SMS-Transmit Sending SMS text messages via the 3G/4G WWAN module in the device is allowed.
WLC Profile Wizard Setup Wizard for setting up a WLC profile may be used.
VoIP Provider Wizard Wizard for setting up access to your
VoIP (All-IP) provider may be used.

*) The permissions for and/or the execution of these Wizards or features relates
exclusively to WEBconfig—unless otherwise stated.

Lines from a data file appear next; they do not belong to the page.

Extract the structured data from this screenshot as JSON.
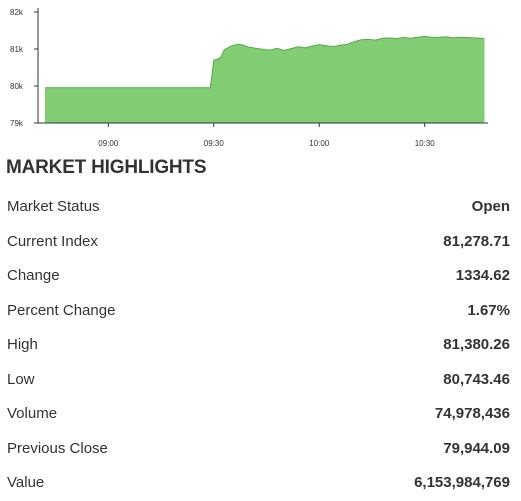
{
  "chart_data": {
    "type": "area",
    "y_tick_labels": [
      "82k",
      "81k",
      "80k",
      "79k"
    ],
    "y_ticks": [
      82000,
      81000,
      80000,
      79000
    ],
    "ylim": [
      79000,
      82000
    ],
    "x_tick_labels": [
      "09:00",
      "09:30",
      "10:00",
      "10:30"
    ],
    "x_ticks": [
      "09:00",
      "09:30",
      "10:00",
      "10:30"
    ],
    "xlim": [
      "08:40",
      "10:48"
    ],
    "fill_color": "#82cc74",
    "line_color": "#55aa48",
    "grid": false,
    "series": [
      {
        "x": [
          "08:40",
          "09:00",
          "09:20",
          "09:29",
          "09:30",
          "09:31",
          "09:32",
          "09:33",
          "09:35",
          "09:37",
          "09:38",
          "09:40",
          "09:42",
          "09:44",
          "09:46",
          "09:48",
          "09:50",
          "09:52",
          "09:54",
          "09:56",
          "09:58",
          "10:00",
          "10:02",
          "10:04",
          "10:06",
          "10:08",
          "10:10",
          "10:12",
          "10:14",
          "10:16",
          "10:18",
          "10:20",
          "10:22",
          "10:24",
          "10:26",
          "10:28",
          "10:30",
          "10:32",
          "10:34",
          "10:36",
          "10:38",
          "10:40",
          "10:42",
          "10:44",
          "10:46",
          "10:47"
        ],
        "y": [
          79950,
          79950,
          79950,
          79950,
          80700,
          80720,
          80780,
          80980,
          81080,
          81130,
          81110,
          81050,
          81020,
          80990,
          80970,
          81020,
          80960,
          81010,
          81060,
          81030,
          81080,
          81120,
          81090,
          81060,
          81100,
          81130,
          81200,
          81250,
          81260,
          81240,
          81290,
          81300,
          81280,
          81310,
          81290,
          81320,
          81340,
          81320,
          81310,
          81330,
          81300,
          81320,
          81310,
          81300,
          81290,
          81278
        ]
      }
    ]
  },
  "highlights": {
    "title": "MARKET HIGHLIGHTS",
    "rows": [
      {
        "label": "Market Status",
        "value": "Open"
      },
      {
        "label": "Current Index",
        "value": "81,278.71"
      },
      {
        "label": "Change",
        "value": "1334.62"
      },
      {
        "label": "Percent Change",
        "value": "1.67%"
      },
      {
        "label": "High",
        "value": "81,380.26"
      },
      {
        "label": "Low",
        "value": "80,743.46"
      },
      {
        "label": "Volume",
        "value": "74,978,436"
      },
      {
        "label": "Previous Close",
        "value": "79,944.09"
      },
      {
        "label": "Value",
        "value": "6,153,984,769"
      }
    ]
  }
}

The Wizard or feature is either only available there
(e.g. setting up and managing Public Spot users) or can only be restricted there (e.g. searching for devices)


2) Configuration examples:

2.1) Permission to read out passwords:
  • To do this, at least read-only must be set as an access right. The administrator can read the configuration settings for a device in the LANconfig/WEBconfig interface and also via the command line. It is not possible to change the configuration or generate trace output.


2.2) Permission to read out the status tree:
  • To do this, read-only must be set as an access right. The administrator can read the status tree for a device in the WEBconfig interface and also via the command line. It is not possible to add, change, or delete any values.


2.3) Permission to use show commands:
  • To do this, at least read-only must be set as an access right. The only show command that can be run exclusively by users with all access rights is the show script command.


2.4) Permission to use an SSH client:
  • The permission for command-line access to the LANCOM router via SSH client must be set globally in the menu item Management -> Admin -> Access rights -> From the local network / From remote networks.




2.5) Permission to create a TCP/HTTP tunnel:
  • To create a TCP/HTTP-tunnel, you must have the access right all.